The Leafs took a 3-2 decision in tonight’s preseason match on a late scrappy goal by Dave Bolland (he’s good at those). There was some injury concerns after Nazem Kadri blocked a shot with one of his patented nifty mittens, but early reports indicate it is just a bruise.

This was a preseason game, so it was far from pretty. Players come into these games with significantly different levels of motivation, skill and rustiness.  While many look at skill as the most significant of these qualities, consistent high level success in the NHL necessitates enormous amounts of motivation and effort.  To see this concept in action, one needs to look no further than the Senators themselves.  With their personnel and heavy injuries, Ottawa has attained success in the past two seasons largely due to a team-wide dedication to bringing it every night and following their gameplan.  The mentality to do whatever it takes to win is what separates the Alexander Semins from the Jonathan Toews.  It’s the basis for any sustained success in this league and something that Toronto should look for in all their players.

That being said, there were a few notes of interest from tonight’s tilt:

-Nazem Kadri is a shining example of a player with this very mentality.  Along with a ridiculous amount of skill, it is what makes him a truly tantalizing part of this team’s future.  He flashed the skill with a quick move for the first goal of the night in tight.  He demonstrated the never-say-die attitude by throwing hits and willingly blocking a shot (that subsequently elevated the average heart rate of Leafs Nation).  With talent and even more determination on his wings (e.g. David Clarkson) – the sky’s the limit for Nazem.
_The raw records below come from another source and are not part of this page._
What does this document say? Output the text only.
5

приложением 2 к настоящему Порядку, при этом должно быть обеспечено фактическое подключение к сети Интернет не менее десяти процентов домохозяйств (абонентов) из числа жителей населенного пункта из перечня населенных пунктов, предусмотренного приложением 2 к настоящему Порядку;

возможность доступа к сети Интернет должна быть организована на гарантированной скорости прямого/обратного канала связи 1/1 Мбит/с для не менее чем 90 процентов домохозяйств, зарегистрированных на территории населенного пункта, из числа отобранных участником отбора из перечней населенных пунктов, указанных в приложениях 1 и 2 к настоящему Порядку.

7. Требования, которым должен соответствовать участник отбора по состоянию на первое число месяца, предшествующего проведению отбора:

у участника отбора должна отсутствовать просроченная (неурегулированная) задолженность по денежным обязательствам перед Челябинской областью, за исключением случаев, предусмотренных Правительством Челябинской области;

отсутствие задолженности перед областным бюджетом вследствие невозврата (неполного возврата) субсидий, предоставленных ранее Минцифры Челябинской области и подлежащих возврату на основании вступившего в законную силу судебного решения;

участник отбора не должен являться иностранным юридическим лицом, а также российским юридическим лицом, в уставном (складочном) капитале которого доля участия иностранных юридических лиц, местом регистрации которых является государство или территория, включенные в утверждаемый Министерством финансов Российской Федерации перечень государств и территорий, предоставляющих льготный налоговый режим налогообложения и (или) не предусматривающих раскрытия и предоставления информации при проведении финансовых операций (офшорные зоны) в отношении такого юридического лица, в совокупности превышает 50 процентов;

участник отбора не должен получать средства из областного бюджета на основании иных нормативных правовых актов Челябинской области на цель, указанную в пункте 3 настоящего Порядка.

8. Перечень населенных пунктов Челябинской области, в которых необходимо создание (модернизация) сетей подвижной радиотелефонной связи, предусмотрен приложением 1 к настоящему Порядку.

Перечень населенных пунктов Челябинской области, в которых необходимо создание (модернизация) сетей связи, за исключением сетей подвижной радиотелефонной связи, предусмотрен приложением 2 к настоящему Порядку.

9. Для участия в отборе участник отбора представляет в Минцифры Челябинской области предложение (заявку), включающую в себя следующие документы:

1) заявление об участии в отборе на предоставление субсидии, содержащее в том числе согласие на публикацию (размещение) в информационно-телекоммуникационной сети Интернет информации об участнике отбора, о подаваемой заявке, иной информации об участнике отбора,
-Paul Ranger took a soft penalty in the first, only to come out of the box and hit a post on the counterattack.  Ranger’s long term future with this club is still very much up in the air, but it is looking more and more like he will provide a reliable presence on Toronto’s blueline this season.  In some respects, he brings a similar presence to aspiring Maple Leaf Stuart Percy (minus the size difference).  Not necessarily a dynamo at either end of the rink – but skilled, smart, and dependable.  The type of cost-effective, safe blueline presence that all contending clubs need.

-David Bolland can join Kadri, Clarkson, Grabovski and Phaneuf as players that would go through a wall to will this team to victory.  When Kessel’s shots aren’t going in or Reimer/Bernier are off their game, it will be the workmanlike attitude of this group that will keep Toronto in every game, giving them a chance to win through grit and determination where pure skill may falter.  Sure, his numbers (advanced and otherwise) were not great last year, but Bolland has that fierce competitiveness that will make this club an absolute pain to play against on any given night.  Proof? He paid the physical price on his game-winning goal tonight (he was also the beneficiary of some nice work by Morgan Rielly on the point).

-Bolland adds to the dynamics of this team in a few ways.  First, McClement-Bolland got some looks on the PK tonight and could certainly become an effective duo going forward.  More importantly, Bolland and Kulemin are both dogged on the puck and just as hard to get off it, with their work yielding results a number of times tonight.  Mason Raymond brings speed and some offensive pop to this line, along with the underrated ability to just skate the puck out of trouble if needs be.  This is a third line in the mold of Carlyle’s vision that this club hasn’t seen in years.

-Speaking of Mason Raymond: he wants that job. Unless cap issues confound the situation, the Leafs should give it to him.  A cheap, one year contract to prove his worth (talk about sustained motivation).  Using his trademark speed, Raymond has stood out in every game he’s played so far. While his offensive output faltered at times in Vancouver, fans and analysts never faulted him on his effort or defensive determination.  Really, the only counterarguments to Raymond’s inclusion on this club have come from supporters of younger Leafs getting a “chance” in that slot.  The reality is, it’s almost a foregone conclusion that injuries will be removing players from this lineup in short order.  Raymond is versatile as he can easily be either a checking line winger or a fixture in the top six.  Get ‘er done Nonis.

-Jonathan Bernier looked his usual calm and collected self in the crease tonight, despite nursing a minor injury that caused him to leave after the first period.  The Toronto media will drum up this “goaltending controversy” for as long as humanly possible, but in reality the picture won’t be clear for months, if ever.  Given both goaltenders’ skills and relative experience, it is quite likely that they put forth similar levels of quality play in the Maple Leafs net.  My gut tells me this is one of those situations where a shared load in the crease may truly benefit the team – at least for this season.

Of course, we’re all hoping Carlyle and co. decide to start trotting out something closer to the opening nights lineup in the preseason games ahead.  Certain veterans are still adjusting and taking their time to round back into game form, but with a few key personnel decisions yet to be made, it would behoove the team to get into full gear as soon as possible.